In 1989, according to Federal Reserve data, 10.6% of households headed by under 30 adults owned stakes in private companies. In 2010, it was 6.1%. By 2013, that figure was 3.6%.
“The sharp decline in business ownership among young adults, even when taking into account the aging population, adds to worries about business formation heading into 2015,” reports the Journal.
Groups like the conservative Young America’s Foundation (YAF) have responded by creating The Center for Entrepreneurship & Free Enterprise, an initiative designed to “reinvigorate the respect for free enterprise that so many around the world can only dream of by reaching young business leaders and budding entrepreneurs.” The program includes seminars and training in free market and business principles, including hearing lectures from speakers like Steve Forbes, Stephen Moore, Dr. Walter Williams, and John Stossel.
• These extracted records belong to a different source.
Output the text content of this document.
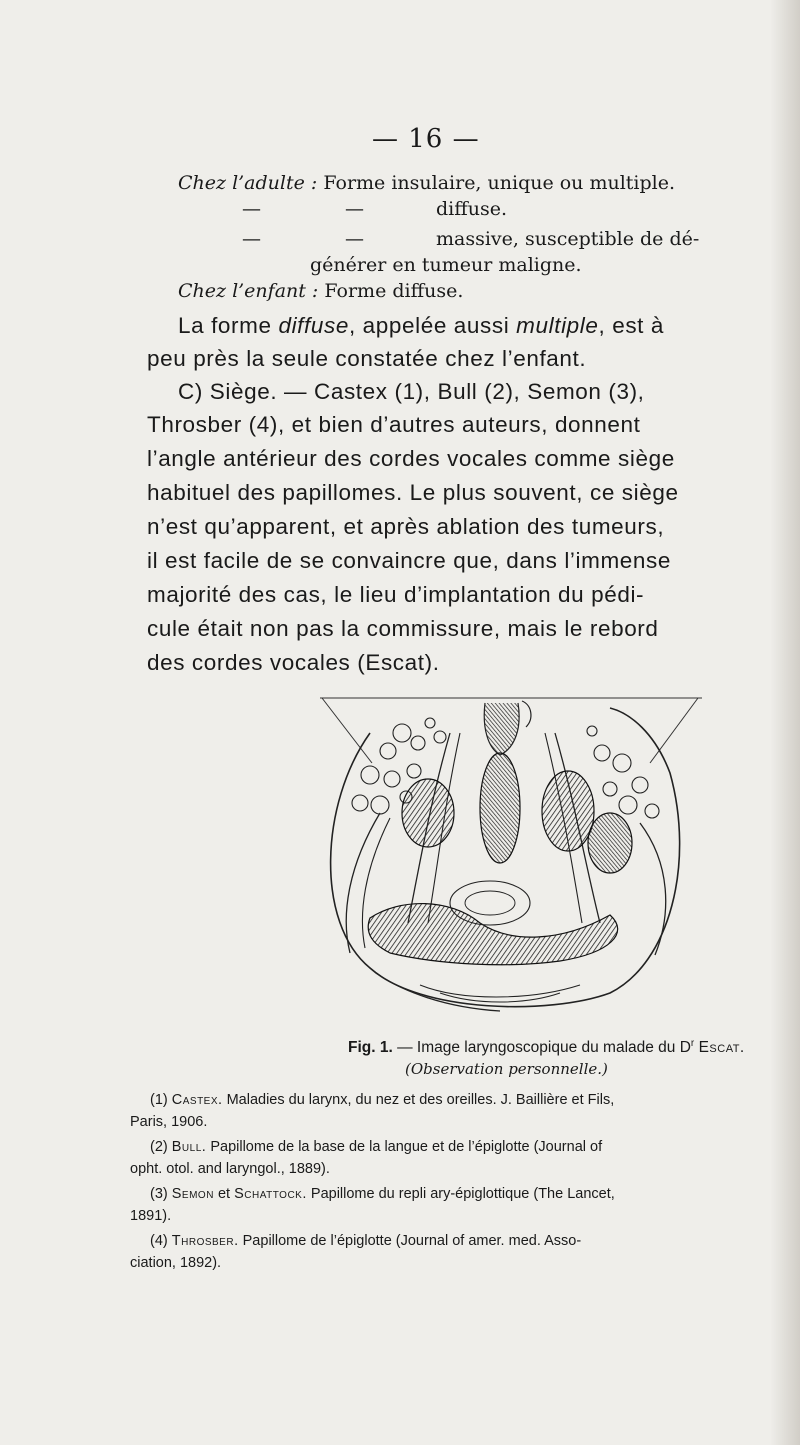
— 16 —
Chez l’adulte : Forme insulaire, unique ou multiple.
—	—	diffuse.
—	—	massive, susceptible de dé-
générer en tumeur maligne.
Chez l’enfant : Forme diffuse.
La forme diffuse, appelée aussi multiple, est à
peu près la seule constatée chez l’enfant.
C) Siège. — Castex (1), Bull (2), Semon (3),
Throsber (4), et bien d’autres auteurs, donnent
l’angle antérieur des cordes vocales comme siège
habituel des papillomes. Le plus souvent, ce siège
n’est qu’apparent, et après ablation des tumeurs,
il est facile de se convaincre que, dans l’immense
majorité des cas, le lieu d’implantation du pédi-
cule était non pas la commissure, mais le rebord
des cordes vocales (Escat).
Fig. 1. — Image laryngoscopique du malade du $D^r$ Escat.
(Observation personnelle.)
(1) Castex. Maladies du larynx, du nez et des oreilles. J. Baillière et Fils,
Paris, 1906.
(2) Bull. Papillome de la base de la langue et de l’épiglotte (Journal of
opht. otol. and laryngol., 1889).
(3) Semon et Schattock. Papillome du repli ary-épiglottique (The Lancet,
1891).
(4) Throsber. Papillome de l’épiglotte (Journal of amer. med. Asso-
ciation, 1892).
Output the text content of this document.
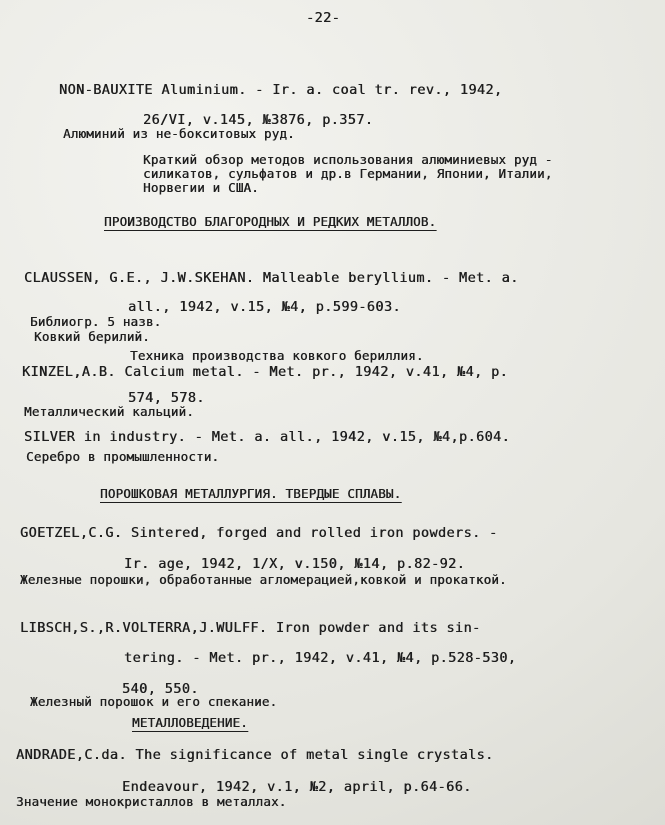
-22-
NON-BAUXITE Aluminium. - Ir. a. coal tr. rev., 1942,
26/VI, v.145, №3876, p.357.
Алюминий из не-бокситовых руд.
Краткий обзор методов использования алюминиевых руд -
силикатов, сульфатов и др.в Германии, Японии, Италии,
Норвегии и США.
ПРОИЗВОДСТВО БЛАГОРОДНЫХ И РЕДКИХ МЕТАЛЛОВ.
CLAUSSEN, G.E., J.W.SKEHAN. Malleable beryllium. - Met. a.
all., 1942, v.15, №4, p.599-603.
Библиогр. 5 назв.
Ковкий берилий.
Техника производства ковкого бериллия.
KINZEL,A.B. Calcium metal. - Met. pr., 1942, v.41, №4, p.
574, 578.
Металлический кальций.
SILVER in industry. - Met. a. all., 1942, v.15, №4,p.604.
Серебро в промышленности.
ПОРОШКОВАЯ МЕТАЛЛУРГИЯ. ТВЕРДЫЕ СПЛАВЫ.
GOETZEL,C.G. Sintered, forged and rolled iron powders. -
Ir. age, 1942, 1/X, v.150, №14, p.82-92.
Железные порошки, обработанные агломерацией,ковкой и прокаткой.
LIBSCH,S.,R.VOLTERRA,J.WULFF. Iron powder and its sin-
tering. - Met. pr., 1942, v.41, №4, p.528-530,
540, 550.
Железный порошок и его спекание.
МЕТАЛЛОВЕДЕНИЕ.
ANDRADE,C.da. The significance of metal single crystals.
Endeavour, 1942, v.1, №2, april, p.64-66.
Значение монокристаллов в металлах.
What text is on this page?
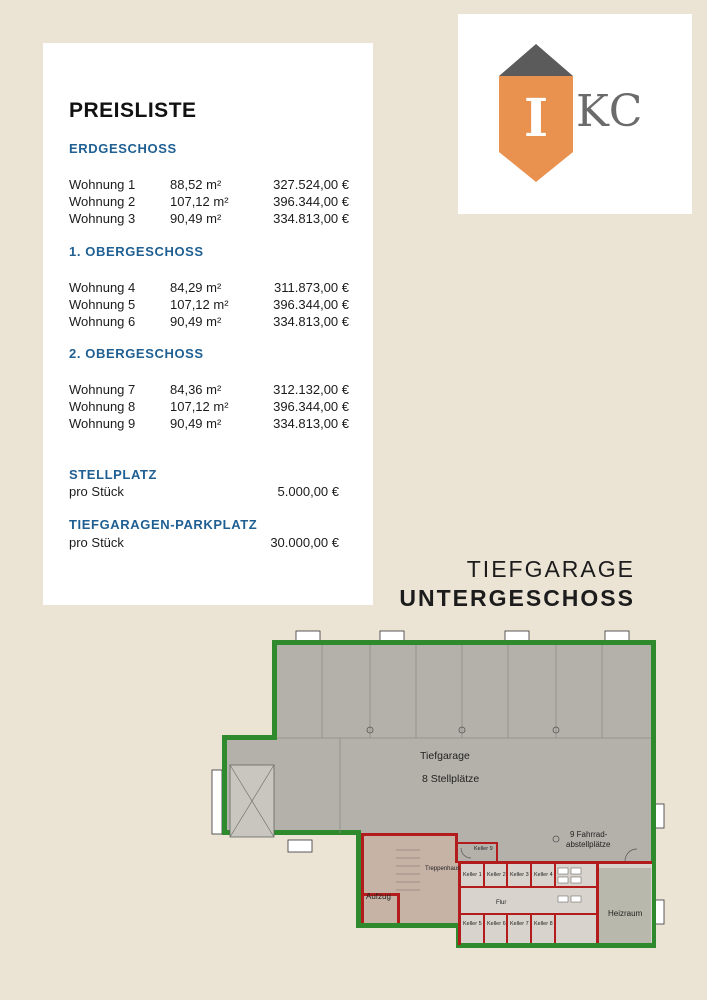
PREISLISTE
ERDGESCHOSS
Wohnung 1	88,52 m²	327.524,00 €
Wohnung 2	107,12 m²	396.344,00 €
Wohnung 3	90,49 m²	334.813,00 €
1. OBERGESCHOSS
Wohnung 4	84,29 m²	311.873,00 €
Wohnung 5	107,12 m²	396.344,00 €
Wohnung 6	90,49 m²	334.813,00 €
2. OBERGESCHOSS
Wohnung 7	84,36 m²	312.132,00 €
Wohnung 8	107,12 m²	396.344,00 €
Wohnung 9	90,49 m²	334.813,00 €
STELLPLATZ
pro Stück	5.000,00 €
TIEFGARAGEN-PARKPLATZ
pro Stück	30.000,00 €
I KC
TIEFGARAGE
UNTERGESCHOSS
Tiefgarage
8 Stellplätze
9 Fahrrad-
abstellplätze
Treppenhaus
Aufzug
Flur
Heizraum
Keller 9
Keller 1 Keller 2 Keller 3 Keller 4
Keller 5 Keller 6 Keller 7 Keller 8
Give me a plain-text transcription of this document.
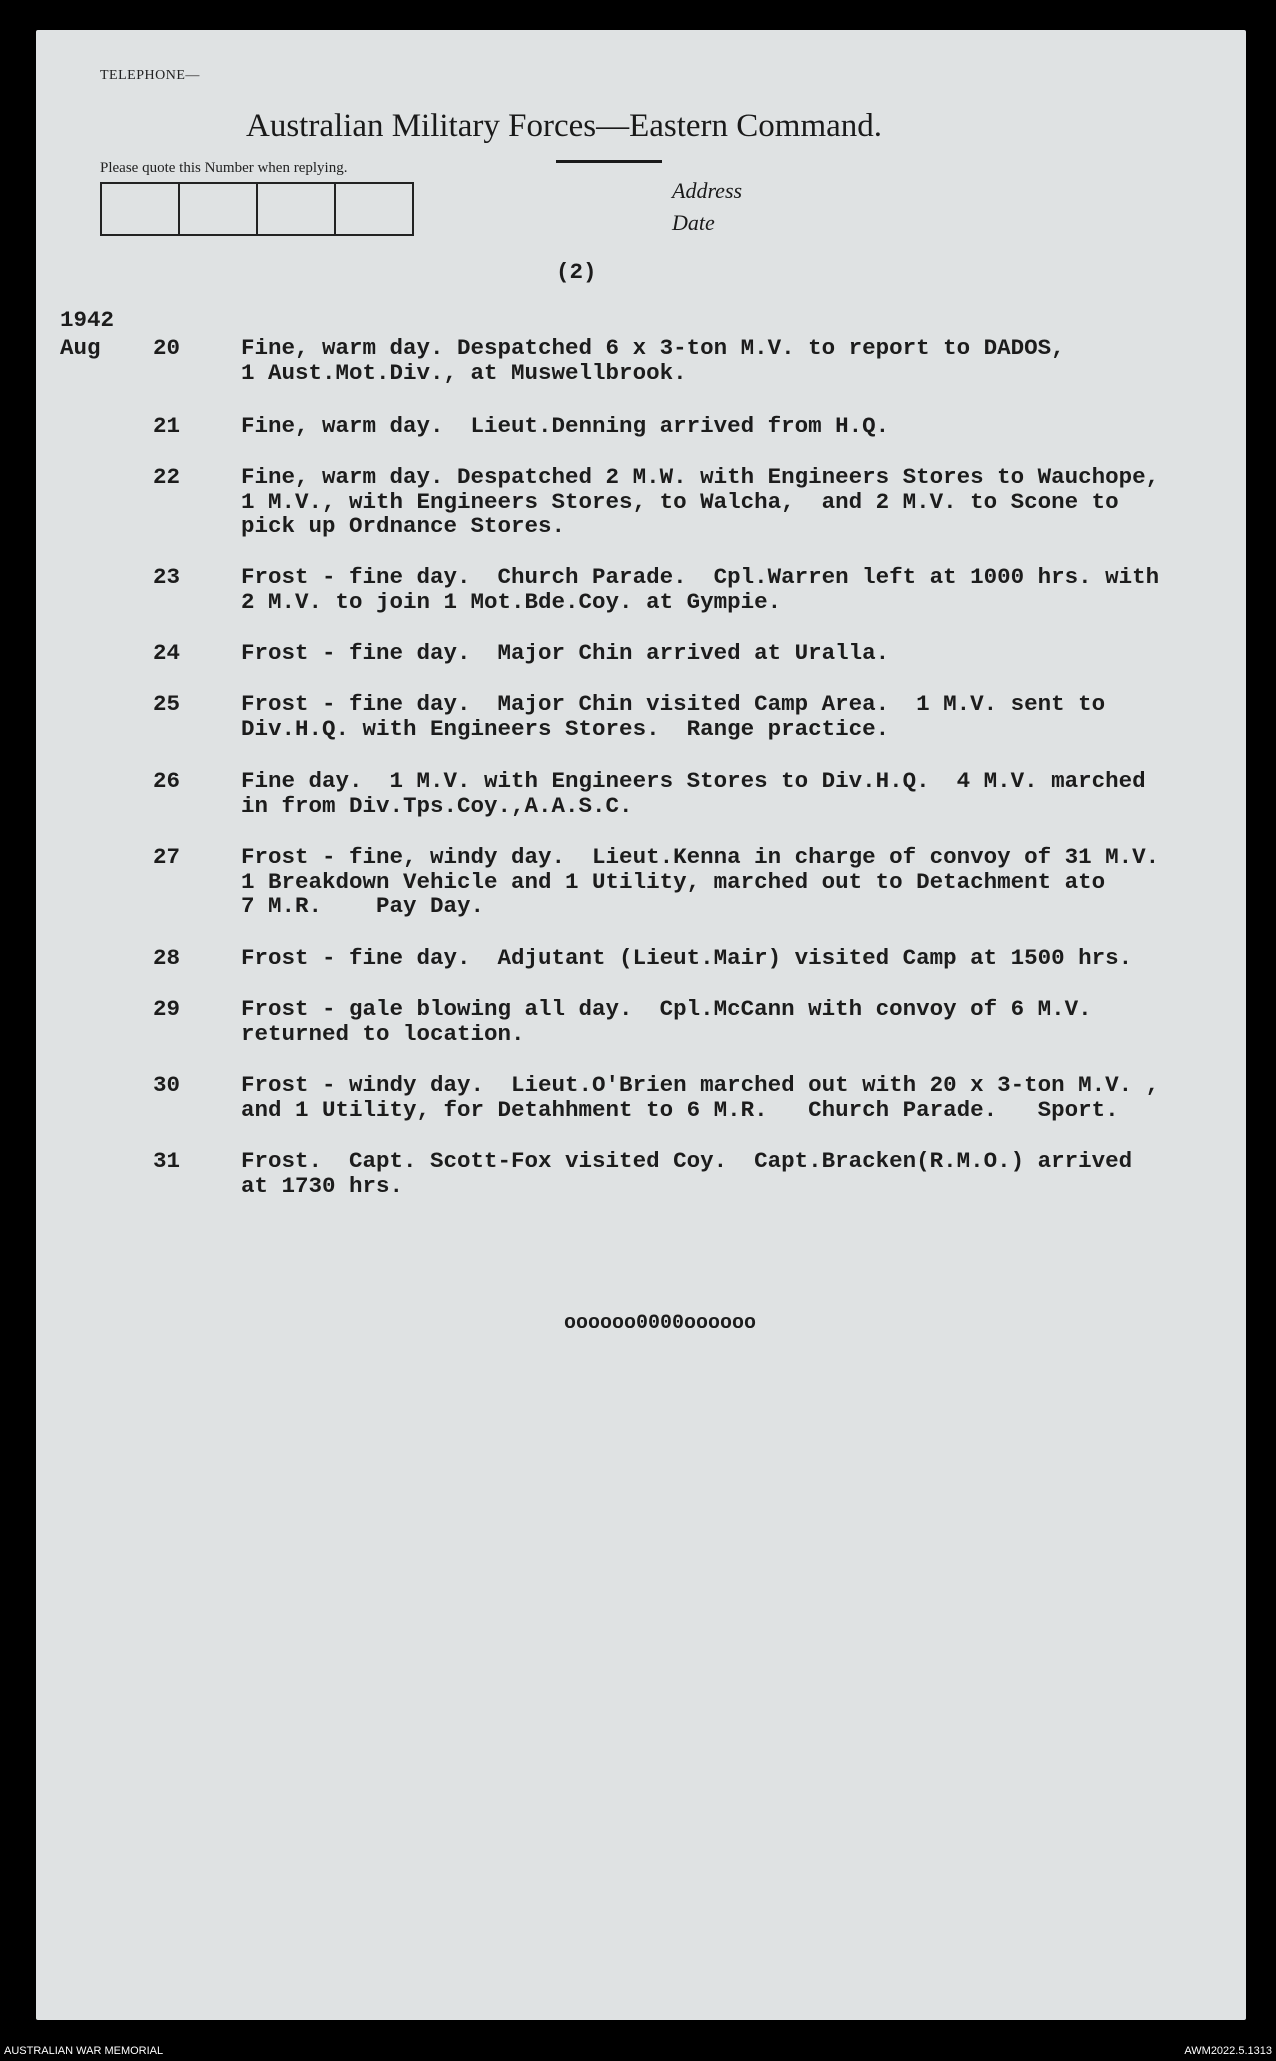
TELEPHONE—
Australian Military Forces—Eastern Command.
Please quote this Number when replying.
Address
Date
(2)
1942
Aug	20	Fine, warm day. Despatched 6 x 3-ton M.V. to report to DADOS,
1 Aust.Mot.Div., at Muswellbrook.
21	Fine, warm day.  Lieut.Denning arrived from H.Q.
22	Fine, warm day. Despatched 2 M.W. with Engineers Stores to Wauchope,
1 M.V., with Engineers Stores, to Walcha,  and 2 M.V. to Scone to
pick up Ordnance Stores.
23	Frost - fine day.  Church Parade.  Cpl.Warren left at 1000 hrs. with
2 M.V. to join 1 Mot.Bde.Coy. at Gympie.
24	Frost - fine day.  Major Chin arrived at Uralla.
25	Frost - fine day.  Major Chin visited Camp Area.  1 M.V. sent to
Div.H.Q. with Engineers Stores.  Range practice.
26	Fine day.  1 M.V. with Engineers Stores to Div.H.Q.  4 M.V. marched
in from Div.Tps.Coy.,A.A.S.C.
27	Frost - fine, windy day.  Lieut.Kenna in charge of convoy of 31 M.V.
1 Breakdown Vehicle and 1 Utility, marched out to Detachment ato
7 M.R.    Pay Day.
28	Frost - fine day.  Adjutant (Lieut.Mair) visited Camp at 1500 hrs.
29	Frost - gale blowing all day.  Cpl.McCann with convoy of 6 M.V.
returned to location.
30	Frost - windy day.  Lieut.O'Brien marched out with 20 x 3-ton M.V. ,
and 1 Utility, for Detahhment to 6 M.R.   Church Parade.   Sport.
31	Frost.  Capt. Scott-Fox visited Coy.  Capt.Bracken(R.M.O.) arrived
at 1730 hrs.
oooooo0000oooooo
AUSTRALIAN WAR MEMORIAL	AWM2022.5.1313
Others, like libertarian billionaire Peter Thiel, have created initiatives like the Thiel Fellowship to empower aspiring entrepreneurs even before they enter college. The Thiel Fellowship offers 20 young dreamers $100,000 over two years to not attend college. Fellows instead take immediate action on starting and launching their business endeavors.
Experts say the downturn in young entrepreneurship runs counter to popular notions of tech whiz kids dreaming up the next social media juggernaut in their bedrooms and portends troubling trends if gone unchanged.
“We need startups not only for employment, but also for ideas,” Harvard Business School Professor John Davis told the Journal. “It’s part of the vitality of this country to have people starting new businesses and trying new things.”